Esthétique et intime, le film aborde essentiellement l’amitié entre deux joueuses de football camerounaises et laisse se deviner, en filigrane, les enjeux portés par la recherche. Un parti pris assumé par la réalisatrice Sarah Imsand, qui assume n’avoir gardé que peu de scènes de football.

A quel point le film diffère-t-il du projet de recherche initial? “Kevine et Fortune ont collaboré au projet depuis 2020, raconte Béatrice Bertho. C’est par trois coaches de football, deux hommes et une femme, que nous avons d’abord rencontré Fortune, par qui nous avons ensuite connu Kevine ainsi que deux autres joueuses, Viviane et Mewali. Elles ont pris une part active au projet et leurs histoires résonnent avec des thèmes  importants qui ont émergé au cours de la recherche ethnographique. Notamment la difficulté pour les filles de pouvoir jouer au football: contrairement à d’autres sports comme le basket qui se pratique dans des espaces dédiés, le football est mal vu pour les femmes. Entre autres parce qu’il ne permet pas de garder le contrôle sur les corps féminins dans les espaces ouverts où il se joue. Les coaches doivent faire un travail de négociation auprès des familles, afin que de bonnes joueuses aient une chance de progresser et qu’elles soient soutenues.”
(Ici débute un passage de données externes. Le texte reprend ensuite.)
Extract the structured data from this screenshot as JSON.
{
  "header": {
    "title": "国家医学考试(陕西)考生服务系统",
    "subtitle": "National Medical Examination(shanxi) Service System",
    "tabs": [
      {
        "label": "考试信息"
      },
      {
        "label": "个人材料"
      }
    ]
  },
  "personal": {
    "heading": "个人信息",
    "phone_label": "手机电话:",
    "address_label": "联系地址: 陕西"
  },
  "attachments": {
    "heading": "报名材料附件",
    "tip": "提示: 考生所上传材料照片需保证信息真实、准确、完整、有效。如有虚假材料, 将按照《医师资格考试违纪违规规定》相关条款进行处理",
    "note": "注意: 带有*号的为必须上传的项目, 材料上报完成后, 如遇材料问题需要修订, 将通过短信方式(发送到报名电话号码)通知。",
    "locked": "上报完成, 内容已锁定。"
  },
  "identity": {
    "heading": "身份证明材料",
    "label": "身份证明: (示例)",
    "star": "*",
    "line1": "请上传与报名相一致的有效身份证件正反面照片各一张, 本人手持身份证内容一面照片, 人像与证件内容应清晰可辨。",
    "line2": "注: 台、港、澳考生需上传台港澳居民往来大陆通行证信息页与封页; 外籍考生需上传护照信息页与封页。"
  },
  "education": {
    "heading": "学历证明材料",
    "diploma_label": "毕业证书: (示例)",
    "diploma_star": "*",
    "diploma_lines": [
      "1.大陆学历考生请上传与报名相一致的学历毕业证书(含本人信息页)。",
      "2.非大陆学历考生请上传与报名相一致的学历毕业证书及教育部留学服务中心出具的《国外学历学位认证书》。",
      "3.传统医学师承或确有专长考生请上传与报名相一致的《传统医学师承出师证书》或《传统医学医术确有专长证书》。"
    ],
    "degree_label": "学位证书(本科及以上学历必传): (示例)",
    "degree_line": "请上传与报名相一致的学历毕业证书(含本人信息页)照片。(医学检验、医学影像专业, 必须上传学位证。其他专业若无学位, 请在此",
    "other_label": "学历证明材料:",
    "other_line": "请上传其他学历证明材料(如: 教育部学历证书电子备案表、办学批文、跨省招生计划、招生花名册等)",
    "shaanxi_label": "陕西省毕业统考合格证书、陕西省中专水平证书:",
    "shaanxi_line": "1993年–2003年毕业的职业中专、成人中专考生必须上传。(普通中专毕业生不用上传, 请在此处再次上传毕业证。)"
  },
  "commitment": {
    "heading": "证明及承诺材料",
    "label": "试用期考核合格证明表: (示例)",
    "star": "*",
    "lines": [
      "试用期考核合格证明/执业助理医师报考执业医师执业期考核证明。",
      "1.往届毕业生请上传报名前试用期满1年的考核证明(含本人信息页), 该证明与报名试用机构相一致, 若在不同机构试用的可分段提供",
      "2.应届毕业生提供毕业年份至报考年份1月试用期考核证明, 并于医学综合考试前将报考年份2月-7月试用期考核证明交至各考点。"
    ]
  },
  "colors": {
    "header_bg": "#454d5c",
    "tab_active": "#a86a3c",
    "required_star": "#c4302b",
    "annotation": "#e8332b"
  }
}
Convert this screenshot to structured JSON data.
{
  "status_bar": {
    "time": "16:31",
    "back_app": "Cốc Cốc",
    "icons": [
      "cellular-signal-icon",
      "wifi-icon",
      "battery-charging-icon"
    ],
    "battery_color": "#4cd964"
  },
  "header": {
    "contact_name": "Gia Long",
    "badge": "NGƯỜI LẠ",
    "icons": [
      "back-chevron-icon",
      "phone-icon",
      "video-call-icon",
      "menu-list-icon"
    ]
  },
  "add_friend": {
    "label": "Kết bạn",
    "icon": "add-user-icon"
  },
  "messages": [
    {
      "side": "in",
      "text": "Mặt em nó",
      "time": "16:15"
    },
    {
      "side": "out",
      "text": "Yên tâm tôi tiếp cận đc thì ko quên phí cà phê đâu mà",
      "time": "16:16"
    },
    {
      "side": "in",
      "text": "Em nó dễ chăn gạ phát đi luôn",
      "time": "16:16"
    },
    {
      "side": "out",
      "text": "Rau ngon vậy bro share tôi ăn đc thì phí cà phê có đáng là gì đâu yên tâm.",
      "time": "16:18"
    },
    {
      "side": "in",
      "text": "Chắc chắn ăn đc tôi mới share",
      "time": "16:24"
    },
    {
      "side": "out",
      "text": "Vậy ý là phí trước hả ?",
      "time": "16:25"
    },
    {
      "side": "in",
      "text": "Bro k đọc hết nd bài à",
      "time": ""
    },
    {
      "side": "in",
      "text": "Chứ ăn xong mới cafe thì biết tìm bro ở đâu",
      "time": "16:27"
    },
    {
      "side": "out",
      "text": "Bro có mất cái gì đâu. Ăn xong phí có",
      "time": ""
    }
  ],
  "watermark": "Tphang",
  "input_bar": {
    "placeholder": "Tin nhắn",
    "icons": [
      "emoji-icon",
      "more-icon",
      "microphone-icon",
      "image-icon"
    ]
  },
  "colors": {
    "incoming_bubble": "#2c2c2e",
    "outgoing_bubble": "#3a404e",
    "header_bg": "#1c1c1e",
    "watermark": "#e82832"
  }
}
Lorsque l’argent rentre, “le discours familial change” et se montre nettement plus encourageant souligne la chercheuse. “On ne le voit pas dans le film, mais c’est le cas chez Fortune et Kevine, qui ont eu l’occasion de participer à des compétitions internationales, avec des primes substantielles à l’appui.”

« Le film arrive à un moment propice, soit deux mois avant la Coupe féminine de l’UEFA qui aura lieu au mois de juillet 2025 en Suisse. »

Béatrice Bertho

Un autre thème central de la recherche est la différence de traitement entre les hommes et les femmes, qui se voit dans les moyens mis à disposition - elle doivent elles-mêmes acheter leur eau minérale pendant les matches - et les primes des joueuses et des coaches en première league qui sont 3 à 5 fois inférieures à celles des hommes.

Un autre thème gravitant autour du football féminin est “le soupçon de lesbianisme” qui pèse sur les joueuses - les pratiques homosexuelles étant punies par la loi au Cameroun.

Le recherche de Béatrice Bertho et Dominique Malatesta contenait aussi un volet de communication, avec un “digital storytelling” alimenté par les joueuses de football qui s'expriment à la première personne et documentent leur réalité.

“Kevine et Fortune” aurait-il vu le jour sans la recherche de la HETSL? “La production d’un film documentaire faisait partie de la requête initiale de financement que nous avons déposée en 2018 auprès du FNS, rappelle Béatrice Bertho. Nous avons mis en contact la réalisatrice avec les personnes participant à notre recherche et ces dernières ont accepté de figurer dans le film grâce au lien de confiance que nous avons pu créer en amont. Entre temps, le film s’est largement émancipé par rapport au projet de départ et il a pris de l’ampleur, en collaboration avec la Haute Ecole d’Art et de Design (HEAD, Genève) et grâce à l’engagement de la productrice Irene Munoz, et son association Autre Terre”

Il faudra attendre que le film finisse sa tournée des festivals pour le voir au CityClub de Pully et à la télévision.